He could not say for how long he had rested, except that he felt much better.
Blinking to banish the haze of sleep, the light seemed not quite as strong, and he was able to make out that it was filtering through fine, transparent veils of cloth hanging above his head and to his sides, long, thin draperies of gold and purple. The subtle scent of incense was hanging in the air.
He frowned.
It reminded him of something, though he could not immediately say what it was. He sat up, pushing back the sheets... and paused, thunderstruck.
He was lying on an elaborate bed, its posts carved into the shape of the sun disk at the top, and beyond the veils, he could make out the very familiar shapes of other furniture-chests, a heavy desk overflowing with scrolls, large pillows and low chairs grouped around a spindly-legged table.

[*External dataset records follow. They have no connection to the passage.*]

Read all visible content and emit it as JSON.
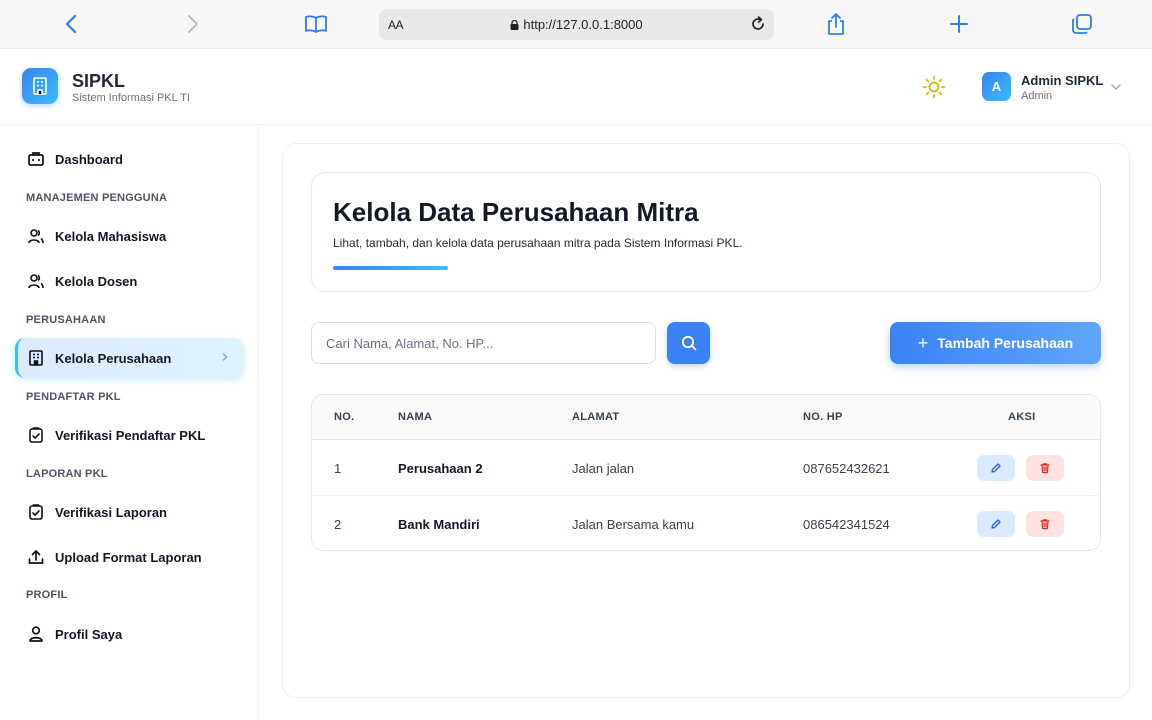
{
  "browser": {
    "url": "http://127.0.0.1:8000",
    "reader_label": "AA"
  },
  "header": {
    "app_name": "SIPKL",
    "app_subtitle": "Sistem Informasi PKL TI",
    "user_initial": "A",
    "user_name": "Admin SIPKL",
    "user_role": "Admin"
  },
  "sidebar": {
    "dashboard": "Dashboard",
    "sections": {
      "manajemen": "MANAJEMEN PENGGUNA",
      "perusahaan": "PERUSAHAAN",
      "pendaftar": "PENDAFTAR PKL",
      "laporan": "LAPORAN PKL",
      "profil": "PROFIL"
    },
    "items": {
      "mahasiswa": "Kelola Mahasiswa",
      "dosen": "Kelola Dosen",
      "perusahaan": "Kelola Perusahaan",
      "verif_pendaftar": "Verifikasi Pendaftar PKL",
      "verif_laporan": "Verifikasi Laporan",
      "upload_format": "Upload Format Laporan",
      "profil_saya": "Profil Saya"
    }
  },
  "main": {
    "title": "Kelola Data Perusahaan Mitra",
    "description": "Lihat, tambah, dan kelola data perusahaan mitra pada Sistem Informasi PKL.",
    "search_placeholder": "Cari Nama, Alamat, No. HP...",
    "add_label": "Tambah Perusahaan",
    "add_plus": "+"
  },
  "table": {
    "headers": {
      "no": "NO.",
      "nama": "NAMA",
      "alamat": "ALAMAT",
      "hp": "NO. HP",
      "aksi": "AKSI"
    },
    "rows": [
      {
        "no": "1",
        "nama": "Perusahaan 2",
        "alamat": "Jalan jalan",
        "hp": "087652432621"
      },
      {
        "no": "2",
        "nama": "Bank Mandiri",
        "alamat": "Jalan Bersama kamu",
        "hp": "086542341524"
      }
    ]
  },
  "colors": {
    "accent": "#3b82f6",
    "accent_light": "#38bdf8",
    "danger": "#ef4444"
  }
}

Even without pushing aside the draperies to see clearly, Razel knew where he was. He recognized the shapes, the colors, the smell, knew that if he should reach over his head and underneath the pillow, he would find the hilt of his dagger in its sheath of gold and jewels. He had spent the last twenty-two years in this room, from the time that he had barely been tall enough to fit the ornamentations symbolizing his power, not to mention the bed.
For a moment, he almost thought that everything had been a nightmare, that he had dreamt the void, the agony, the ministers and healers keeping vigil at his bed during his week-long fever, the poisonous snake fangs piercing his flesh.

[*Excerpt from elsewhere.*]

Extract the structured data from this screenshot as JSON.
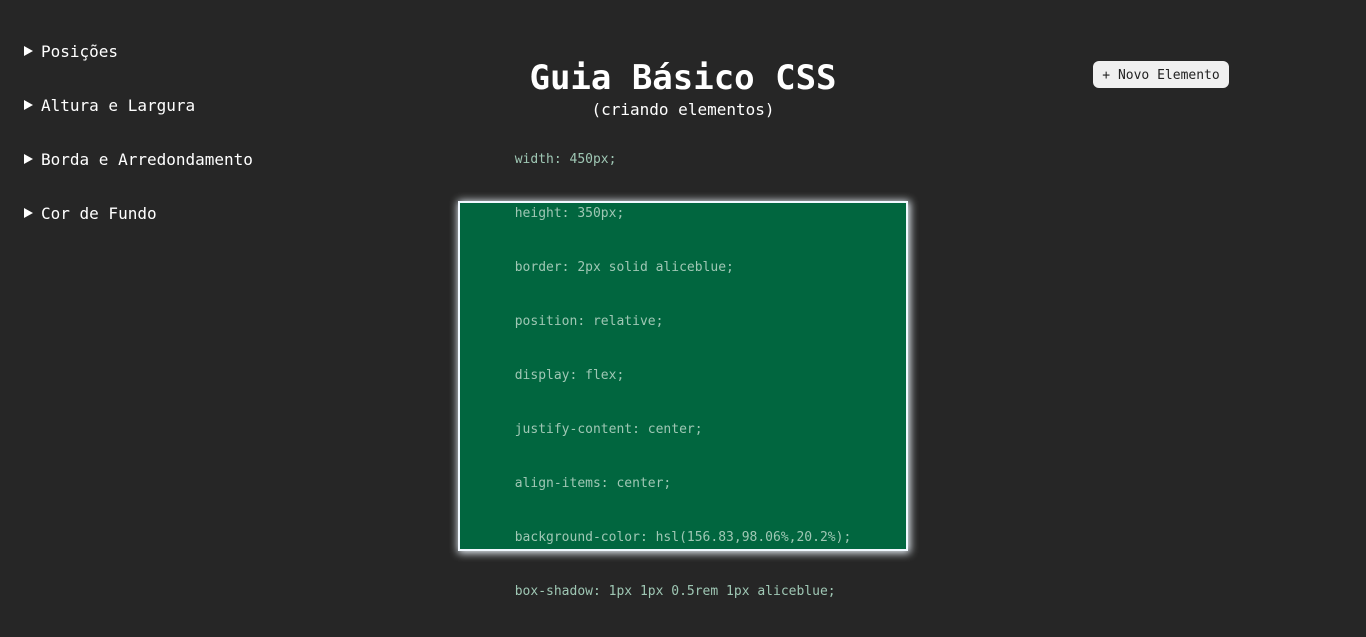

For a moment, he almost expected everything to resume its normal course, for a knock at the door to signal the arrival of his morning tea, for the shy call of a maid to inform him that his bath was ready.
Then, the pulse flared hotly in his chest, shattering the illusion of normalcy.
Wherever this was, it was not home.
Razel was quite certain that this should, if not worry, then at the very least unsettle him. That someone or something should know enough about him to craft such a mirage, for an unknown purpose. He thought he ought to feel, if not sadness, then at least a certain sense of loss for what he had left behind. Had been forced to leave behind.
However, the predominant emotion-no, the only emotion-he could summon was a slow-roiling anger, anger at the ones responsible for his death, forever out of the reach of his wrath, coupled with a vague sense of irritation at the fact that this place would not even begin to make sense to him.
----
For some reason, the strangest thing his mind was able to focus on was the absence of the maids.
Normally, there would have been at least a pair of them, flitting nervously about his chambers to fetch his robes and jewelry, while a third one would gently (and no less nervously) smudge khol under his eyes with near surgical precision. They had always annoyed him, as he had deemed their assistance mostly useless, but after a while, he had given up on ordering them out. It was hardly the girls' fault that his advisors refused to take the hint, and he much preferred their skin unmarred by the marks of punishment.
Now, their absence only served to drive home the point that everything here, from the pins he used to fix his hair to the light streaming in from between the columns on the far side of the room, was part of an illusory world.
It annoyed him that his mind chose to flee from the problems at hand like that, a proof that, no matter how much his people had revered him as the god-king, he was-or at least had been-still human. And the human mind, it seemed, did not deal well with paradoxes.
Razel did not know what to expect beyond the doors to his chambers, was half uncertain whether they would even allow themselves to be opened, but they gave under the slightest push, revealing the long corridor lined with pillars on the outside. He found, with a certain amount of surprise, that he was thus able to travel the entire palace, his footsteps echoing in the great halls paved with marble, making crunching sounds on the garden paths as he walked between the yellow chrysanthemums.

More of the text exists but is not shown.